Изменить размер шрифта - +
 – Не сердце, значит, его забеспокоило в тот момент, а совесть! Совесть у него определенно нечистая. Гарантия! Что он с Левицким сделал, мне, конечно, неизвестно. Может, он его продал, может, он его убил, но что на совести у него какое‑то дельце есть против Левицкого, это даже спорить не приходится. И, опять же, насчет местожительства! Значит, у нас этот разговор произошел, и Борис позеленел весь, я уж думал, он на ногах не устоит. Но как я сказал насчет сердца, он сразу встряхнулся – понял, видать, что я его раскусил. И говорит через силу так, зубы сцепивши: «Ну, я пошел!» И чуть не бегом в подворотню. А мне подозрительно стало. Думаю, как же так: говорил вроде, что живет на Березовой, а сам куда? Прошел я тогда в соседний дом, стал в подворотне, курю, в щелку на воротах смотрю. Пять минут простоял, не больше, – гляжу, идет Борис, еле ногами передвигает и как был зеленый, так и остался… А живет он, верно, на Березовой, я уж проследил до конца…
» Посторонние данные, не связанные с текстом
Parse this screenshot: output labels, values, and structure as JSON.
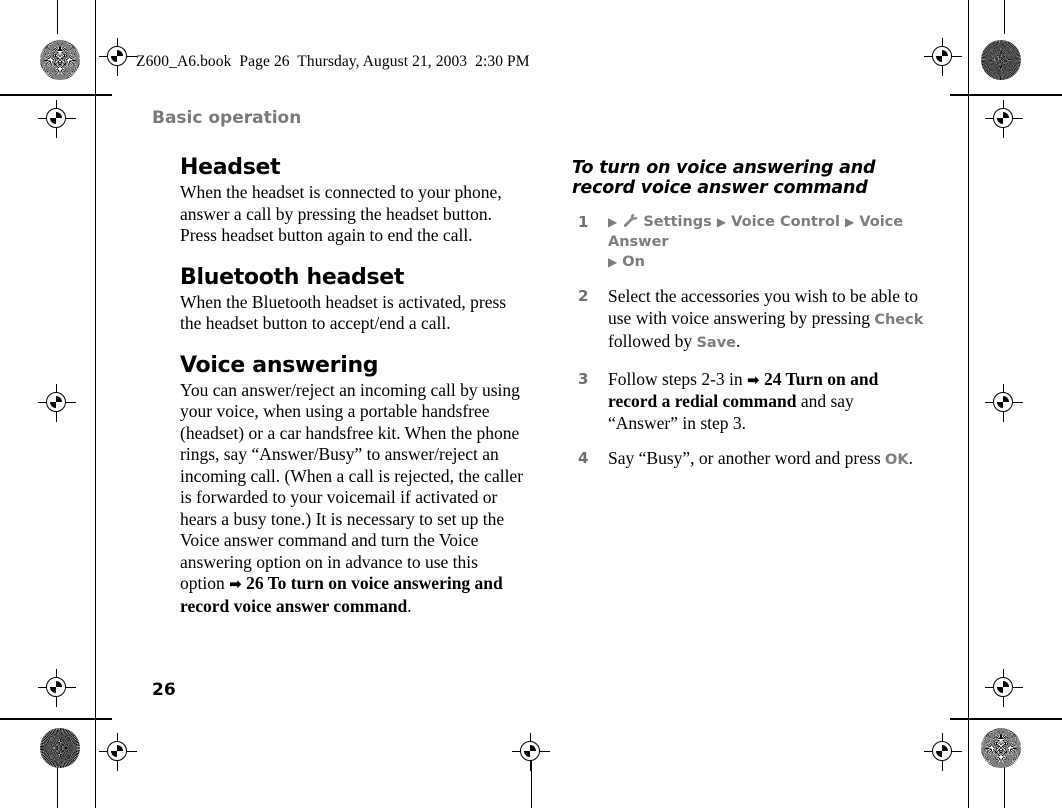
{
  "print_header": {
    "text": "Z600_A6.book  Page 26  Thursday, August 21, 2003  2:30 PM"
  },
  "running_head": "Basic operation",
  "page_number": "26",
  "colors": {
    "ui_term_gray": "#7d7d7d",
    "running_head_gray": "#7a7a7a",
    "step_number_gray": "#6f6f6f",
    "body_black": "#000000"
  },
  "left_column": {
    "sections": [
      {
        "heading": "Headset",
        "body": "When the headset is connected to your phone, answer a call by pressing the headset button. Press headset button again to end the call."
      },
      {
        "heading": "Bluetooth headset",
        "body": "When the Bluetooth headset is activated, press the headset button to accept/end a call."
      },
      {
        "heading": "Voice answering",
        "body_part1": "You can answer/reject an incoming call by using your voice, when using a portable handsfree (headset) or a car handsfree kit. When the phone rings, say “Answer/Busy” to answer/reject an incoming call. (When a call is rejected, the caller is forwarded to your voicemail if activated or hears a busy tone.) It is necessary to set up the Voice answer command and turn the Voice answering option on in advance to use this option ",
        "xref_arrow": "➡",
        "xref_text": "26 To turn on voice answering and record voice answer command",
        "body_part2": "."
      }
    ]
  },
  "right_column": {
    "task_heading": "To turn on voice answering and record voice answer command",
    "steps": [
      {
        "number": "1",
        "type": "nav",
        "nav": {
          "arrow1": "▶",
          "icon": "wrench-icon",
          "item1": "Settings",
          "arrow2": "▶",
          "item2": "Voice Control",
          "arrow3": "▶",
          "item3": "Voice Answer",
          "arrow4": "▶",
          "item4": "On"
        }
      },
      {
        "number": "2",
        "type": "text",
        "text_part1": "Select the accessories you wish to be able to use with voice answering by pressing ",
        "ui1": "Check",
        "text_part2": " followed by ",
        "ui2": "Save",
        "text_part3": "."
      },
      {
        "number": "3",
        "type": "xref",
        "text_part1": "Follow steps 2-3 in ",
        "xref_arrow": "➡",
        "xref_text": "24 Turn on and record a redial command",
        "text_part2": " and say “Answer” in step 3."
      },
      {
        "number": "4",
        "type": "text_ui_end",
        "text_part1": "Say “Busy”, or another word and press ",
        "ui1": "OK",
        "text_part2": "."
      }
    ]
  },
  "print_marks": {
    "rosettes": [
      {
        "name": "rosette-top-left",
        "tone": "light"
      },
      {
        "name": "rosette-top-right",
        "tone": "dark"
      },
      {
        "name": "rosette-bottom-left",
        "tone": "mid"
      },
      {
        "name": "rosette-bottom-right",
        "tone": "light"
      }
    ]
  }
}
Линьков поглядел на Марчелло, радостно скалящего неровные, с темными метинами зубы, отвернулся и подчеркнуто сухо сказал:

– Все эти факты можно истолковать иначе. Стружков умолчал о смерти Левицкого, чтобы не испугать вас этим известием и выведать побольше подробностей. Волноваться он мог не потому, что испытывал угрызения совести, а потому, что гибель друга выбила его из колеи. И свернул в чужой двор не для того, чтобы скрыть от вас свой адрес, тем более что вы ведь его и не пытались узнать…

– А зачем же он тогда? – настороженно и хмуро спросил Марчелло.

Линьков встал.

– Мало ли зачем! Например, ему могло надоесть общение с вами! – небрежно сказал он, с мстительным удовлетворением глядя, как перекосились тонкие темные губы Марчелло. – Ну, больше я к вам вопросов не имею.

«Совсем вы что‑то расклеились, товарищ Линьков, распустились, как цветочек! – думал он, шагая по улице. – Личные мотивы в вашем поведении явно выдвигаются на первое место, в ущерб делу, и куда это годится… Непременно вам понадобилось воспитывать этого паршивца Марчелло, а все почему: потому, что затронули Стружкова, к которому вы питаете такие сложные чувства… Вы, значит, Стружкова обижать имеете право, а кто другой его и тронуть не моги… Такой уж вы страж закона!» Линьков даже замычал от презрения к себе и яростно мотнул головой.

Он шагал, никого не видя, и вдруг остановился, словно на столб налетел: перед ним стояла Нина Берестова. Линьков растерянно поглядел на нее и не сразу сообразил, что находится в двух шагах от проходной института.

– Вы к нам? – спросила Нина. – Сейчас обеденный перерыв…

Она опять глядела мимо него и думала о чем‑то своем.

– Да, я вот тоже пообедаю у себя в прокуратуре, – пробормотал Линьков,

– потом вернусь в институт… надо поговорить…

– С кем вы будете говорить? – вдруг спросила Нина.

Линькова удивил не столько вопрос, сколько интонация и взгляд Нины. Она теперь смотрела в упор на него, смотрела не то с надеждой, не то со страхом.

– Да вот… с Чернышевым… – пробормотал Линьков, уступая этому взгляду. – Такое впечатление, что он знает о чем‑то, но почему‑то не говорит…

– Это можно сказать не только о Чернышеве! – вдруг вырвалось у Нины.

Линьков изумленно, почти испуганно взглянул на нее. Нина побледнела, глаза ее потемнели и расширились. Какое‑то мгновение они молча стояли, глядя в глаза друг другу, потом Нина прикусила губы и резко отвернулась.

– Не придавайте значения тому, что я сказала! – почти спокойно проговорила она и, не глядя на Линькова, толкнула дверь проходной.

 

6

 

Шелест с утра вызвал меня к себе и заявил, что он‑де все понимает, и мне сочувствует, и институту в целом тоже сочувствует, поскольку потеряли мы такого сотрудника, – можно сказать, цены Левицкому не было и замены ему тоже не сыщешь.